The Hawaiian monk seal [HMS] is endemic to Hawaii [found only in HI] and with only 1,272 remaining, one of the most endangered marine mammals in the world. The HMSRP has been working to help recover the HMS for about three decades and it is estimated that about 30% of the population is alive today because of their efforts. The HMSRP is the most proactive marine mammal recovery program on the planet and have a number of one-of-a-kind recovery activities including translocations and vaccinations.

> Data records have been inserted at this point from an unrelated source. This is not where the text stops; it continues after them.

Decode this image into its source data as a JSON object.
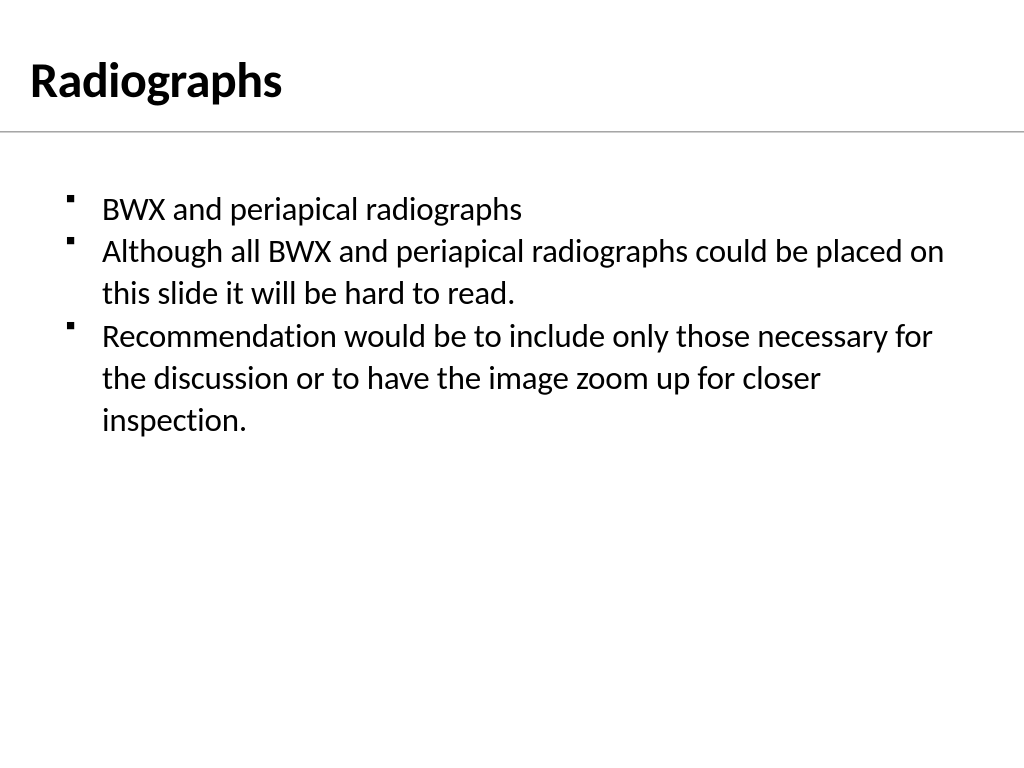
{
  "slide": {
    "title": "Radiographs",
    "title_fontsize": 50,
    "title_fontweight": 700,
    "title_color": "#000000",
    "divider_color": "#a6a6a6",
    "background_color": "#ffffff",
    "body_fontsize": 33,
    "body_color": "#000000",
    "bullet_marker": "■",
    "bullets": [
      "BWX and periapical radiographs",
      "Although all BWX and periapical radiographs could be placed on this slide it will be hard to read.",
      "Recommendation would be to include only those necessary for the discussion or to have the image zoom up for closer inspection."
    ]
  }
}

While my primary role with the HMSRP will be assisting with population assessment and recovery activities benefitting the Hawaiian monk seal population, I will use the experience to inform a didactic body of work discussing remote field research and conservation in the Northwestern Hawaiian Islands. My interest in this research lies in the ideology that the dialogue between artists and scientists is imperative for a most informed and diversified understanding of life. With science far too often inaccessible and unattainable, the goal of this collaboration is to bring awareness to the plight of the Hawaiian monk seal and the effects of human impact and climate change on vulnerable ecosystems by propagating public interest through art.
I'll do a few updates before we leave for camp to show you how the preparations are going. The HMSRP also has a great FB page.
Be well and thank you for your continued support!